Ever needed to intelligently divide your map into different sections? Have you been drawing polygons for days?
Not anymore! Introducing the machine learning powered qgis plugin that will change your workflow.
Dependencies
The tool should automatically try to install the required dependencies. To manually install the dependencies required by the tool, open your python console in QGIS and enter the following lines:
import pip
pip.main(["install", "scikit-learn"])
pip.main(["install", "torch", "--index-url", "https://download.pytorch.org/whl/cu121"])
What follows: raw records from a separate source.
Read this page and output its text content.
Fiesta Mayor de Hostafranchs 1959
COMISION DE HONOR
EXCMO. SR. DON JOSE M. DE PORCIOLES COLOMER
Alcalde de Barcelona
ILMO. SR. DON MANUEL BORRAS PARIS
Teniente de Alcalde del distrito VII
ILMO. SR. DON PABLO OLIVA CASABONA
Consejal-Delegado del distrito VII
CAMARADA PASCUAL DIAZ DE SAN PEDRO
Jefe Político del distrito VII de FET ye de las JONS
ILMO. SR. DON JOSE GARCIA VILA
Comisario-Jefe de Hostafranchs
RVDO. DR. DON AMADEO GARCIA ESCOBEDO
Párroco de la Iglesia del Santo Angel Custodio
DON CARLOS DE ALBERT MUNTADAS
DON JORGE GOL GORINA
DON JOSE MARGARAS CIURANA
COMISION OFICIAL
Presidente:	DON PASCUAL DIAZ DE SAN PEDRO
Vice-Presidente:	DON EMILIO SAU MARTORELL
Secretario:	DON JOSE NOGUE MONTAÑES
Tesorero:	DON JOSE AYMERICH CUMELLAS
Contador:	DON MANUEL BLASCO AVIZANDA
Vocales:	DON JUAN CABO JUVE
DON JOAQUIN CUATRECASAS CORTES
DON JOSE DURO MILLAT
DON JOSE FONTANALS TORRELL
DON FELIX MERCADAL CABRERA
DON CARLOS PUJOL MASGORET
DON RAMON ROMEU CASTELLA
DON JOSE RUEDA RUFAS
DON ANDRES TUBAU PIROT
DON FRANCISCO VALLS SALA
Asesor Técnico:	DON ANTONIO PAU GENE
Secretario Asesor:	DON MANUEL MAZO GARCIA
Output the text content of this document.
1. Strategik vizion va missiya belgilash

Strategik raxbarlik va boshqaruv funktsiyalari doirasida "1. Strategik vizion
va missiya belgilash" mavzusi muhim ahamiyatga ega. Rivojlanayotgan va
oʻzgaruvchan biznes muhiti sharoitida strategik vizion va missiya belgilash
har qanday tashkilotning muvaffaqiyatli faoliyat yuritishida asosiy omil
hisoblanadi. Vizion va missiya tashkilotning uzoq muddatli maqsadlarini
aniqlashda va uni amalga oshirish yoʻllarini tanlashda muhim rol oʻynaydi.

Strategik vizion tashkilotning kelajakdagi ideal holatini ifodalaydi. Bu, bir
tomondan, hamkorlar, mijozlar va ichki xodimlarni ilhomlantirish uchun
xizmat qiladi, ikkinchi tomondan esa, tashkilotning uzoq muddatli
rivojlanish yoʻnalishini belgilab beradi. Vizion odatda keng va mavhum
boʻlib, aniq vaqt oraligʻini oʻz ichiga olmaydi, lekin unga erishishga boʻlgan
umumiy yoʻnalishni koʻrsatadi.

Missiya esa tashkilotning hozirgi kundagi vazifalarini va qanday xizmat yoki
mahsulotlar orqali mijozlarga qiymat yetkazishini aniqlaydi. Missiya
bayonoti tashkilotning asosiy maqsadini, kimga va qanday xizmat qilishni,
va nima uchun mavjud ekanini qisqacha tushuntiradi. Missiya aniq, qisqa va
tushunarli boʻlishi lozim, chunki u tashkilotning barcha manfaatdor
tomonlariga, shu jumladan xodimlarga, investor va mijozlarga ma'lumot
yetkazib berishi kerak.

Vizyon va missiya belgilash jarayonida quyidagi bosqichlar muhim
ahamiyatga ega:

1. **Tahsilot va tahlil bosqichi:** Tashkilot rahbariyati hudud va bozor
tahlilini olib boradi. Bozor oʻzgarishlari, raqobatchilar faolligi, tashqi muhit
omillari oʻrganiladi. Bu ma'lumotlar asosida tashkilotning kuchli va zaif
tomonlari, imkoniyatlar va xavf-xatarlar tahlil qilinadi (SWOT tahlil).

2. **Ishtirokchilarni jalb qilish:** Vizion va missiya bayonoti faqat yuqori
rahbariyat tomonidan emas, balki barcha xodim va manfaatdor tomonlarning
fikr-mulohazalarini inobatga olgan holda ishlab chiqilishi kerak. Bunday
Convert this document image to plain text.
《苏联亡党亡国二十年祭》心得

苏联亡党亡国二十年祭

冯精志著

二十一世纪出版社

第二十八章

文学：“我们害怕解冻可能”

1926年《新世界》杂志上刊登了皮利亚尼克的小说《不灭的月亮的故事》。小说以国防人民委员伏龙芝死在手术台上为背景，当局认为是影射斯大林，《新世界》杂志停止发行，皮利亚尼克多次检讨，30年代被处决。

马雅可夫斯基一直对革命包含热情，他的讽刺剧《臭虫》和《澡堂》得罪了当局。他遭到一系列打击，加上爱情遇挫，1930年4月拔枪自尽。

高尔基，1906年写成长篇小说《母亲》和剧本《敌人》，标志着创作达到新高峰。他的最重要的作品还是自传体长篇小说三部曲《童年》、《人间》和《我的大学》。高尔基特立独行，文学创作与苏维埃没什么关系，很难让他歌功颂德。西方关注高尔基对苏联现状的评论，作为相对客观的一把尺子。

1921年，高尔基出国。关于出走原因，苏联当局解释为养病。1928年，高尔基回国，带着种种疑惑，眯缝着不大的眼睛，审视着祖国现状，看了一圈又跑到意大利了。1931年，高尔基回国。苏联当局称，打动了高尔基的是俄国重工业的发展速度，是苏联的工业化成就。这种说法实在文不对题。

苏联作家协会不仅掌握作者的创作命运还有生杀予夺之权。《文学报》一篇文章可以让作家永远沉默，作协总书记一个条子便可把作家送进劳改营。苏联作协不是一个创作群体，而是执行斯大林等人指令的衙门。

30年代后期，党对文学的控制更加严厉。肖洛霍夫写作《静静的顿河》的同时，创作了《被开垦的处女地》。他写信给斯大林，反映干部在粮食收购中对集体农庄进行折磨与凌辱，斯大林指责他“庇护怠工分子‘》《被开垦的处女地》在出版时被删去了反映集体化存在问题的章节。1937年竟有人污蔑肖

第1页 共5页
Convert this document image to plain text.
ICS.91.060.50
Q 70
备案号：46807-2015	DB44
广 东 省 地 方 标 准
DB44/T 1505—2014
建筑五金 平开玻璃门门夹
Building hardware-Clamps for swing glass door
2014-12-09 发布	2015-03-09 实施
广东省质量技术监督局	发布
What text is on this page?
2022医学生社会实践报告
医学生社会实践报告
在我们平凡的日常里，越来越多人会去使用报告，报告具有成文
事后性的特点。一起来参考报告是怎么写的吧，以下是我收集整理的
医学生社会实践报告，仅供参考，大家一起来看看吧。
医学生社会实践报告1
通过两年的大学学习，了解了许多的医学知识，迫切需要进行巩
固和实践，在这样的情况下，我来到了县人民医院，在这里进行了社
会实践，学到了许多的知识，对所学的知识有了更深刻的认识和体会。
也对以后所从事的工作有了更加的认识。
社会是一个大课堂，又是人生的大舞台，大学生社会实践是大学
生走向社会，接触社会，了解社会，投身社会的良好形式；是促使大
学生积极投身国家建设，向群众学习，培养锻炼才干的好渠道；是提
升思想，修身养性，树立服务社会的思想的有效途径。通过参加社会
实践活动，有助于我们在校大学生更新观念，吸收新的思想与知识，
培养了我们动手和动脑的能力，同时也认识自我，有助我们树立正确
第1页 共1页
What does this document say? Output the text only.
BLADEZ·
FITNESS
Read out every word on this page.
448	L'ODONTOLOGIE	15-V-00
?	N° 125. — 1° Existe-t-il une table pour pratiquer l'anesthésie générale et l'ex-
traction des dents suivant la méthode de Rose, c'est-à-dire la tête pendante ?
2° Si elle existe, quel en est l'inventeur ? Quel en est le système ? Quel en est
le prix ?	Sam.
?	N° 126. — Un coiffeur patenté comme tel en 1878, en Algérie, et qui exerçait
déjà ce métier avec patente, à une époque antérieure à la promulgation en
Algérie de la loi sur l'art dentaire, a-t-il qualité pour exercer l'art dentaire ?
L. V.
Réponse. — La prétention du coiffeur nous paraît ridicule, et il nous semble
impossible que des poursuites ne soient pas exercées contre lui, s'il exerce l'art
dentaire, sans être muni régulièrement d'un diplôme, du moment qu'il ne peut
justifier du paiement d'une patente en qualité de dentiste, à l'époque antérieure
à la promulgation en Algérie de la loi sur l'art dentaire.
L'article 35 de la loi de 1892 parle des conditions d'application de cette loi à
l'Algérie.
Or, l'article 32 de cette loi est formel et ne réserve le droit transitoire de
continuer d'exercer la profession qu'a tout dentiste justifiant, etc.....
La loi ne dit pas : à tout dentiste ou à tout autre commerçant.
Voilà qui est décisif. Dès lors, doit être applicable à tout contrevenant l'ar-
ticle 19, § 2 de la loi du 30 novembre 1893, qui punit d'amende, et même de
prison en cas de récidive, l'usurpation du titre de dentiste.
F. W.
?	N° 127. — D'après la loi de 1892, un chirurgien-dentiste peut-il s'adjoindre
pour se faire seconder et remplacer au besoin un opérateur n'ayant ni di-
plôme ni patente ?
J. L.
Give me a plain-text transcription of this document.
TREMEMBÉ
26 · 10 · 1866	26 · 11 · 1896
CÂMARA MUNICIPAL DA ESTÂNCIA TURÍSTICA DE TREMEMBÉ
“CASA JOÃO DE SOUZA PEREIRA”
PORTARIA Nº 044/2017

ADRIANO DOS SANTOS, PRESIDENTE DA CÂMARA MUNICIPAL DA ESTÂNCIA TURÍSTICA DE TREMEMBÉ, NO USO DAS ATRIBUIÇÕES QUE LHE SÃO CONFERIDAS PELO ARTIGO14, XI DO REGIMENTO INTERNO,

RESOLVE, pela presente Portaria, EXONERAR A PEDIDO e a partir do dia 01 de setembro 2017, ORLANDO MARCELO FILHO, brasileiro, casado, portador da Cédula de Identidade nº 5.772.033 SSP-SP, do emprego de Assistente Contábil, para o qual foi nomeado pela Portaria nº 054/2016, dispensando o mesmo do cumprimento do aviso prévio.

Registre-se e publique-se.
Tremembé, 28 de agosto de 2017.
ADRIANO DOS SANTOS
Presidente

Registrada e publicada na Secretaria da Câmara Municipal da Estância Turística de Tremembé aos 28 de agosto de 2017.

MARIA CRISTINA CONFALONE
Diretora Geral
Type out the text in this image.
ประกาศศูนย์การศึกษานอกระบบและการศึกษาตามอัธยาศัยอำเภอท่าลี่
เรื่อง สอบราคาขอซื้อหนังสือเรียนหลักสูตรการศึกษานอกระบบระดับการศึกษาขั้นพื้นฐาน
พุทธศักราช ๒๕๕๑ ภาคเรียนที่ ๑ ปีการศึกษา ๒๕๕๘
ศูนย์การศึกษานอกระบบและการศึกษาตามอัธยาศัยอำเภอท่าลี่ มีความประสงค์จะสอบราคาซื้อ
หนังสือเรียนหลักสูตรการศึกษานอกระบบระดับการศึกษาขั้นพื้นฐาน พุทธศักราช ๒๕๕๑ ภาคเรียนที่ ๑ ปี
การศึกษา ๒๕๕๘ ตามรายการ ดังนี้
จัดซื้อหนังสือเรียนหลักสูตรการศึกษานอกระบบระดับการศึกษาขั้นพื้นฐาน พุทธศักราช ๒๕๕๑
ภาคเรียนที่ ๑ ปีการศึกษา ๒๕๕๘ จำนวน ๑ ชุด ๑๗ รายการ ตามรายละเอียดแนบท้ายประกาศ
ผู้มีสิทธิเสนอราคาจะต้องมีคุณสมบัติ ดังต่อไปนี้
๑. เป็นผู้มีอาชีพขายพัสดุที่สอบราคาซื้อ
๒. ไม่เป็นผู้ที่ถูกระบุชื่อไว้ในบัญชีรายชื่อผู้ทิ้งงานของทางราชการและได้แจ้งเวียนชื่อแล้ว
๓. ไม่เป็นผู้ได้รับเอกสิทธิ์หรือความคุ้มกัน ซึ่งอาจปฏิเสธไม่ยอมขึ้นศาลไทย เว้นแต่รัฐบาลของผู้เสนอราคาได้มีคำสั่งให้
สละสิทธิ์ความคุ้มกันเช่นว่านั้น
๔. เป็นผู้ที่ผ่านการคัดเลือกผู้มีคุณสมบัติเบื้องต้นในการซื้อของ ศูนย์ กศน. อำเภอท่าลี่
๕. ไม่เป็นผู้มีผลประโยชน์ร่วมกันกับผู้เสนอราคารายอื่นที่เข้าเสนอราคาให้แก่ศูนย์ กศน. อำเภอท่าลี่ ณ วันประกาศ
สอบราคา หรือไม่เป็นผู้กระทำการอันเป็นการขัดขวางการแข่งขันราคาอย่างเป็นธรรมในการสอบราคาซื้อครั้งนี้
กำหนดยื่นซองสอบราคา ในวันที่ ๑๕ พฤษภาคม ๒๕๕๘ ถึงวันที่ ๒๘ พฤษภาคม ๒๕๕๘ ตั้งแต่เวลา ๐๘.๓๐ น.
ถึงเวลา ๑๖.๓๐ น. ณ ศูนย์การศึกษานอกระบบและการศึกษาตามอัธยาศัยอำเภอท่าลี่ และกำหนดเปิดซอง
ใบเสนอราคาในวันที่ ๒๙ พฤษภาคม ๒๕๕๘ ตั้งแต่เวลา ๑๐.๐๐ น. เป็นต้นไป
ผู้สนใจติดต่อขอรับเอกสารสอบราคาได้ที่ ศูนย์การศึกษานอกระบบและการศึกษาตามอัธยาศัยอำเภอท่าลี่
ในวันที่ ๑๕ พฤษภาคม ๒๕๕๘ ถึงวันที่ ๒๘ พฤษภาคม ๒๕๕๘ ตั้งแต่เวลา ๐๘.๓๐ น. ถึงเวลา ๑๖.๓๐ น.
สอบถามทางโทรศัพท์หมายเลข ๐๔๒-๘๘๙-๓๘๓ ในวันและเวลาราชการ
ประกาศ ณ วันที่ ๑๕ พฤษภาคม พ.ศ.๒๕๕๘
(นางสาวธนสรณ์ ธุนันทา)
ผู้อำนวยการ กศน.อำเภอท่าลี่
If the above install does not work, or if you have other questions, please contact help@quantcivil.ai.
Instructions
Below are the steps for a basic segmentation:
- Choose a raster. Make sure the raster is in RGB format with 3 channels. The tool will process everything within the raster, so if you find your device running out of RAM, try using a smaller section of the raster or reducing the resolution. If you are using a web generated map (Google satelite), please convert the map to a raster first with the "Convert map to raster" tool available in QGIS.
- Choose a model. CNN will provide better results but requires more processing power, see images below.
- Choose a resolution. Higher resolutions will result in a more detailed segmentation map. Lower resolutions will be less noisy.
- Choose number of segments. This will determine how many segments are generated. You should choose the number based on how "complex" the raster is. That is, if there 4 different kinds of land cover on your map (trees, roads, buildings, water, etc.), you should set the number of segments to something slightly higher than 4, between 6 and 8.
- Segment! A raster layer will be produced overlaying the input with the different segments.
Example Images
Below are some examples from the tool. First, a sample map, rendered at 0.5 map units per pixel:
Then, the K-Means segmentation map at high resolution with 8 segments:
Finally, a CNN segmentation map at high resolution with 8 segments:
As you can see, CNN provides cleaner results while K-Means is quick and easy.